À l’intérieur de l’église actuelle, aménagée après des destructions dues aux guerres de religion au XVIIème siècle, la nef de l’abbatiale romane, atteignant 95 mètres de long sur 33 de large, demeure un chef d’œuvre, avec ses plus hautes voutes en ogive de 16 mètres de haut.
Mais le plus étonnant est l’église inférieure, cette crypte rigoureusement bâtie sur le niveau supérieur à la demande des moines voulant se la réserver. À ce niveau d’une dimension rare, on retrouve diverses traces du culte de Saint Gilles, légende forgée par les moines vers l’an mil pour asseoir la célébrité du lieu.
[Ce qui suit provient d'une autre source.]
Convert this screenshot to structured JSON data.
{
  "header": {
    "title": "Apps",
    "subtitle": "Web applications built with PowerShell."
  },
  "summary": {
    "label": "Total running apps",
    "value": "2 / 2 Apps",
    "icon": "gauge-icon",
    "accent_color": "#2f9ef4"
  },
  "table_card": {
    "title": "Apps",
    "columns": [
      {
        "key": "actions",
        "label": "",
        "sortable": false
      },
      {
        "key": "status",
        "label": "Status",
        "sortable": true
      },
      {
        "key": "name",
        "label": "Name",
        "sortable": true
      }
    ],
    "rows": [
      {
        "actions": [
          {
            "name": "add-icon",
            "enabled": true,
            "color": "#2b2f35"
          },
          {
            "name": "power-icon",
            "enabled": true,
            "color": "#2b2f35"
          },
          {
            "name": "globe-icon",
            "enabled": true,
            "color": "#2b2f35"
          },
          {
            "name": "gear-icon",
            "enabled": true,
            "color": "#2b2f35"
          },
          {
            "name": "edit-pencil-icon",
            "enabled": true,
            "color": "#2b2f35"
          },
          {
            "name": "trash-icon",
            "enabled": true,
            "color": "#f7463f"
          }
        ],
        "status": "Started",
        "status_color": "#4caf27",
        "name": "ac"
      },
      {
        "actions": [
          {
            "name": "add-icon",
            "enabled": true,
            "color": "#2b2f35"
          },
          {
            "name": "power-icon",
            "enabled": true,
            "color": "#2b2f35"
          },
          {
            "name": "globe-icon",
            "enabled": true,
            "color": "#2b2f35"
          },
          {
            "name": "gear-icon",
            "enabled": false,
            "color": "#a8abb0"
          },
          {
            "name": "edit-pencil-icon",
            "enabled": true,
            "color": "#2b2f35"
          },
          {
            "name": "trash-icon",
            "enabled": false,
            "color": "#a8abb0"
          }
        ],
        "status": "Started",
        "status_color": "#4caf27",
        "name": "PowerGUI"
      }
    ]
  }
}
En particulier le (soi-disant) tombeau de Saint Gilles, ou celui portant cette inscription : «Tombeau du bienheureux Pierre de Castelnau Cistercien de Fontfroide Légat du Pape Innocent III Assassiné à St Gilles le 14 janvier 1208. Cette mort violente, attribuée au Comte de Toulouse, est, pour une part, à l’origine de la Croisade contre les albigeois». Épisode complexe qui permettra in fine au roi de France d’annexer le Languedoc.
En passant à Saint-Gilles-du-Gard, Young Lawrence s’est-il intéressé à cet épisode, lui qui était dit-on féru d’Histoire ? En tout cas, il s’est certainement penché sur le sort des protestants à Aigues-Mortes où je me suis rendue ensuite sur ses pas.
Quel choc de se retrouver plongée dans le «tourisme de masse» et l’opulence touristique, après le triste aspect de la ville de Saint-Gilles et ses quelques visiteurs égarés sur le parvis. Évidemment, dès le premier coup d’œil, on saisit pourquoi les foules d’estivants avides de boutiques de souvenirs font de cette cité fortifiée, une des plus belles de France, un lieu hautement recherché.
Ces magnifiques remparts (ci-contre) étaient-ils aussi flamboyants lorsque le jeune étudiant d’Oxford vint les contempler ? Probablement, car même aujourd’hui, ils sont quasi intacts depuis le Moyen Age.
On peut commencer la visite par la tour de Constance, achevée en 1248, seul vestige du château construit par Louis IX. Car on doit la naissance d’Aigues-Mortes au futur Saint Louis, désirant judicieusement posséder un port ouvert sur la Méditerranée. Il fit prolonger la cité élevée sur un lido marécageux par des canaux vers la mer, Arles et Montpellier. Et c’est de là qu’il partit pour les deux dernières croisades, en 1248 puis en 1270.
Ses successeurs poursuivirent son œuvre en bâtissant quelque 1640 mètres de fortifications tout autour de la cité, en deux vagues de construction : la première sous Philippe III le Hardi, la seconde sous Philippe IV le Bel, Aigues-Mortes demeurant à partir de 1278 l’unique porte du royaume au Sud, jusqu’à ce que Marseille la supplante en 1481, lorsque du rattachement de la Provence à la France.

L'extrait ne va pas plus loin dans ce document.